Bei den US-Wahlen 2024 wurden die Demokraten, ähnlich wie diverse andere Regierungsparteien, im Zuge der Inflation abgewählt. Ihre Niederlage bestätigt die langjährige Erkenntnis von Forscherinnen und Forschern, die sich mit der Geschichte der Inflation befassen: Preissteigerungen bei lebensnotwendigen Gütern können Regierungen stürzen. Wenn die Menschen merken, dass solche grundlegenden Produkte ohne ihr eigenes Verschulden plötzlich dramatisch teurer werden, verlieren sie das Vertrauen in das System und wenden sich gegen den Status quo. Weitere Regierungsparteien, die für ihr Versagen im Umgang mit der Inflation abgestraft wurden, waren beispielsweise die Konservativen im Vereinigten Königreich, die bei den Wahlen deutlich gegen Labour unterlagen, und die Liberaldemokratische Partei Japans, die das zweitschlechteste Wahlergebnis ihrer Geschichte einfuhr. Und obwohl Indiens regierende Bharatiya Janata Party die Presse unterdrückte und versuchte, die Opposition zu zerstören, verlor sie bei den Wahlen ihre absolute Mehrheit im Parlament – zum Teil ebenfalls wegen der weit verbreiteten ökonomischen Unzufriedenheit der Wählerschaft.
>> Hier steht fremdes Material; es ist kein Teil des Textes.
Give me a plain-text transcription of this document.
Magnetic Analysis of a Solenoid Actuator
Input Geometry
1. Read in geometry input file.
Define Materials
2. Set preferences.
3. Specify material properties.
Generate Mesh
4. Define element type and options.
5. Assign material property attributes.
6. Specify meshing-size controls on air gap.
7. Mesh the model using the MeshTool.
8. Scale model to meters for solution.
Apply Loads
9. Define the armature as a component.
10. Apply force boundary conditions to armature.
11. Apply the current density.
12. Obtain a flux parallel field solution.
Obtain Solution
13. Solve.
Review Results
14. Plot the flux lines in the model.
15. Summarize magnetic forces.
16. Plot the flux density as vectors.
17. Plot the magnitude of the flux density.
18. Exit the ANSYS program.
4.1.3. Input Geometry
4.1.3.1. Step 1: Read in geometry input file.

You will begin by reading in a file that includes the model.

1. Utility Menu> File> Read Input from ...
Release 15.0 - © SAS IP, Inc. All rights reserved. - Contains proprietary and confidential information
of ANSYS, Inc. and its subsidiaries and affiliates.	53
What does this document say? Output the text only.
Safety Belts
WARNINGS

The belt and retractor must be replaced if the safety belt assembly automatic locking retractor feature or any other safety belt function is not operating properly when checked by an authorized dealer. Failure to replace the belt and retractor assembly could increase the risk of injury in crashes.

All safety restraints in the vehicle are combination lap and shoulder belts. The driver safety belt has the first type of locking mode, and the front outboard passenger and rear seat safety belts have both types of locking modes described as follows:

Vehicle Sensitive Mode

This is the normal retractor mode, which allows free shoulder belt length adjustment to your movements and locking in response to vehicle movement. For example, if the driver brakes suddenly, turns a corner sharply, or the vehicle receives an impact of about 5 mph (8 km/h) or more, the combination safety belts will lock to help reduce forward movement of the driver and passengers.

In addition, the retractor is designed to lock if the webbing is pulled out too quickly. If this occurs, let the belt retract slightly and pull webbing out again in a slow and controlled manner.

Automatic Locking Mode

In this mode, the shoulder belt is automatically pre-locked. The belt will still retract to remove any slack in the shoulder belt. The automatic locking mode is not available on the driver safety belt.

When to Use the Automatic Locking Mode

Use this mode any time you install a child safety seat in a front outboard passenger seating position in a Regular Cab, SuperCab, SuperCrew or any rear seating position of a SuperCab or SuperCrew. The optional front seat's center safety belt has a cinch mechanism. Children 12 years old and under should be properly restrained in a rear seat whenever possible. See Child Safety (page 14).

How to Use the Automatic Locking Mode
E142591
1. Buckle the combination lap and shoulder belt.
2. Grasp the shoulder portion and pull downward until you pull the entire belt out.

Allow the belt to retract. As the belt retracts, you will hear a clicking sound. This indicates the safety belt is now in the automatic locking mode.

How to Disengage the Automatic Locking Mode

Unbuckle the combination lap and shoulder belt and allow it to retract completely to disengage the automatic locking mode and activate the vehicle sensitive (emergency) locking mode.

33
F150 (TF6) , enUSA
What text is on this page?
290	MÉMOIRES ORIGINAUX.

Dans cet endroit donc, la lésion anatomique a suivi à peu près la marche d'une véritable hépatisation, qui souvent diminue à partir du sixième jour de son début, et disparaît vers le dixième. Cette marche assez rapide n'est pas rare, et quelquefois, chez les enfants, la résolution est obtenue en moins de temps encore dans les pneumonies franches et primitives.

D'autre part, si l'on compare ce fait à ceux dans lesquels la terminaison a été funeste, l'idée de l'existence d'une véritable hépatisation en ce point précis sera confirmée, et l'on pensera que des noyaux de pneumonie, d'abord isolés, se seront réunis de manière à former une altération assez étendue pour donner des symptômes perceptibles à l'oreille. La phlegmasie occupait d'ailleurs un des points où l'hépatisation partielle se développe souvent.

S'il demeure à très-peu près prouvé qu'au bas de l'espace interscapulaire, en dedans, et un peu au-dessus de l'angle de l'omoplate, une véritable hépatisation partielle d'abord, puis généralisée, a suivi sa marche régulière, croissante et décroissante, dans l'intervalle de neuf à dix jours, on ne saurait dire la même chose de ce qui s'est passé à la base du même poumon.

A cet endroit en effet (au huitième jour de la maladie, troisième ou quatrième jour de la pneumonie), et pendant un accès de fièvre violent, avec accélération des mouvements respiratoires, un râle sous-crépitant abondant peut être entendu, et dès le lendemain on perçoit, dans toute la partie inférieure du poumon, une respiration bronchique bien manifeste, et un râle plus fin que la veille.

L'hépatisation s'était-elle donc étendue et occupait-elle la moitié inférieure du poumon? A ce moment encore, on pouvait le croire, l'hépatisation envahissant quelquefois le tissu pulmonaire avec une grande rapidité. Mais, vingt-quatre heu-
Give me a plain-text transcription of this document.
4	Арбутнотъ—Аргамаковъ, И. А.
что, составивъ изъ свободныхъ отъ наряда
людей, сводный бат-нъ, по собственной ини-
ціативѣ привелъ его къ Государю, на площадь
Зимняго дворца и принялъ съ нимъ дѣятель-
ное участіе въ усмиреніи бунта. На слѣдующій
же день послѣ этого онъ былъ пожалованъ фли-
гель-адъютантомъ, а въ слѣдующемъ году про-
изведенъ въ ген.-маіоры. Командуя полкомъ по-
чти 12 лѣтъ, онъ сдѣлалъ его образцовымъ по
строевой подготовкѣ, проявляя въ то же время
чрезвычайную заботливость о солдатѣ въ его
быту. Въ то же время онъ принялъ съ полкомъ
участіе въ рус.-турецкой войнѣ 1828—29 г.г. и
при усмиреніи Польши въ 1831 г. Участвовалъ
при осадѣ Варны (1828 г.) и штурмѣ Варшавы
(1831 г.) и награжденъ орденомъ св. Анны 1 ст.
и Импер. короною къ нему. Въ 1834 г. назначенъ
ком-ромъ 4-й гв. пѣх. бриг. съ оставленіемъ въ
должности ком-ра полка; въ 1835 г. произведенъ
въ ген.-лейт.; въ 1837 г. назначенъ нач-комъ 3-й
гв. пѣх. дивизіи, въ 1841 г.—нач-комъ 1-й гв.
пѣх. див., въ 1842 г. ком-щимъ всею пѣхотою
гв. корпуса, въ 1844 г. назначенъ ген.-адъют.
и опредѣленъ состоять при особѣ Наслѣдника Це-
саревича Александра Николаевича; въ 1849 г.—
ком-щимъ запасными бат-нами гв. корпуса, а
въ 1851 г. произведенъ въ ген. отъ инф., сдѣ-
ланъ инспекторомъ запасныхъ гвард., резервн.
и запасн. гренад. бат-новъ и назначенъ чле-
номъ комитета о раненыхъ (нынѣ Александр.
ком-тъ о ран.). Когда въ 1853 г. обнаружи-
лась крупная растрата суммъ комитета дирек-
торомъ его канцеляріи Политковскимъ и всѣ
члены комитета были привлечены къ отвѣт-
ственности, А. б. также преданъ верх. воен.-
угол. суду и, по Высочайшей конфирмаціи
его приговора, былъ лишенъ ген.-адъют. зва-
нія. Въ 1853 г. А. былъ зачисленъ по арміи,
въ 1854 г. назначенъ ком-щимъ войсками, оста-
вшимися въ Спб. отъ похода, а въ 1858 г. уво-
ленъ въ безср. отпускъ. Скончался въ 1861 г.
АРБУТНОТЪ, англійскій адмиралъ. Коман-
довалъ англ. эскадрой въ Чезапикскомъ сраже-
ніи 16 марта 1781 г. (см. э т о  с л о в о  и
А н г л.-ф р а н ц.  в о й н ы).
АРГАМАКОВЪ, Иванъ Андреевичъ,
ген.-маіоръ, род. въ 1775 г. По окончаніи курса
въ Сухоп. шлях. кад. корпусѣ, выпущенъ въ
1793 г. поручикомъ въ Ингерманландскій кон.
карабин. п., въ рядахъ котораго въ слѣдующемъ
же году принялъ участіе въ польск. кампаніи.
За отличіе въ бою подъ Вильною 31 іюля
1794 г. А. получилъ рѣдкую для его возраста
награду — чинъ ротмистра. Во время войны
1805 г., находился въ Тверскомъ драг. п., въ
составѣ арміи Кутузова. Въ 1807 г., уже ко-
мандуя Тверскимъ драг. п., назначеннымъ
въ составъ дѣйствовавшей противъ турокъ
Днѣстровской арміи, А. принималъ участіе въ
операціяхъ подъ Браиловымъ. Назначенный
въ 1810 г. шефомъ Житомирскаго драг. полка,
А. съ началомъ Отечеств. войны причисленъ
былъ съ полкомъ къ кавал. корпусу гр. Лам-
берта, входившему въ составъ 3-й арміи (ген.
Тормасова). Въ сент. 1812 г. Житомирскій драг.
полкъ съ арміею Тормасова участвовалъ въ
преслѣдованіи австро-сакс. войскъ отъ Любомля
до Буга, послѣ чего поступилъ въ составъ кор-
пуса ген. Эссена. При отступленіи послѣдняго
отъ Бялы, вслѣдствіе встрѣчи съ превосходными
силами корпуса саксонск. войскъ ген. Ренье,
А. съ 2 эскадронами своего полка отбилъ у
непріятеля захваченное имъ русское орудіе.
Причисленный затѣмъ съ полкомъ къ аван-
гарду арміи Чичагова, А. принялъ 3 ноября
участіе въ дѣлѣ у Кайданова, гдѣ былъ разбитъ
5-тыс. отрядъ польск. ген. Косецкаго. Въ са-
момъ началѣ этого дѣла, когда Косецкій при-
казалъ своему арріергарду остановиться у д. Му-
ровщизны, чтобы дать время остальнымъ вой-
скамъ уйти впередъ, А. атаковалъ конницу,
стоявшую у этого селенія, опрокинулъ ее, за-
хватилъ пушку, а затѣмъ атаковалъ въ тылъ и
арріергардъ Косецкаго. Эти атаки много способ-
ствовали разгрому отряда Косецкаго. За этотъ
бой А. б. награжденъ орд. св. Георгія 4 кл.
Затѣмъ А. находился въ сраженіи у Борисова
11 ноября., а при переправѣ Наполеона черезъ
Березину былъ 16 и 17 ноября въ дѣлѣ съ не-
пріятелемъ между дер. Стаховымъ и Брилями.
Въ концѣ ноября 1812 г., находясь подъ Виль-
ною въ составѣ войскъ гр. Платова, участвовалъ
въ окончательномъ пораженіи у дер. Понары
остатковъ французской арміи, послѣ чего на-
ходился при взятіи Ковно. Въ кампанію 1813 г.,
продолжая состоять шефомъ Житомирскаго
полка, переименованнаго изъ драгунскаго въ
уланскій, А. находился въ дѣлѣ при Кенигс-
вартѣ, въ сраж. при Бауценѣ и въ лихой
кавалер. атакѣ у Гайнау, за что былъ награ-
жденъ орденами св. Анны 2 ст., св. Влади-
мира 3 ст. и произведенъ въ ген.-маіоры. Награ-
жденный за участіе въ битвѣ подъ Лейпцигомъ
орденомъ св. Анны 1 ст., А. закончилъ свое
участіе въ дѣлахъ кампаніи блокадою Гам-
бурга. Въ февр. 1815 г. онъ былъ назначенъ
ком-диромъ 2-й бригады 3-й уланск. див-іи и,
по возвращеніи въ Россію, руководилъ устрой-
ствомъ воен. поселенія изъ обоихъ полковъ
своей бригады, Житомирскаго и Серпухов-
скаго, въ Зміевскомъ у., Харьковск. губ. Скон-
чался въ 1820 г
Nicht nur Demokratien müssen sich um die Preispolitik sorgen: Die Kommunistische Partei Chinas sah sich ernsthaft in ihrer Macht bedroht, als die Preise 1988 in die Höhe schnellten. Die Unzufriedenheit führte im Folgejahr zum Aufstand auf dem Platz des Himmlischen Friedens. Nur durch brutale Repression sowie eine ehrgeizige Inflationsbekämpfung konnte die Partei die Kontrolle wieder übernehmen. Diese chinesische Erfahrung aus den 1980er Jahren ist kein Einzelfall. Ein Beamter aus Brasilien, einem Land mit einer turbulenten Geschichte der Inflation, sagte mir einmal: »Arbeitslosigkeit schwächt Regierungen, Inflation tötet sie.« Diese einfache Erkenntnis scheint unabhängig von der Zeit, dem Ort oder der Art der Regierung zu gelten. Die römischen Kaiser der Antike fürchteten Schwankungen des Getreidepreises, weil sie wussten, dass ihre Macht von dessen Stabilität abhing. Die Französische Revolution folgte auf eine Periode der Inflation, und in der jüngeren Vergangenheit wurde der Arabische Frühling durch einen Anstieg der Lebensmittelpreise ausgelöst.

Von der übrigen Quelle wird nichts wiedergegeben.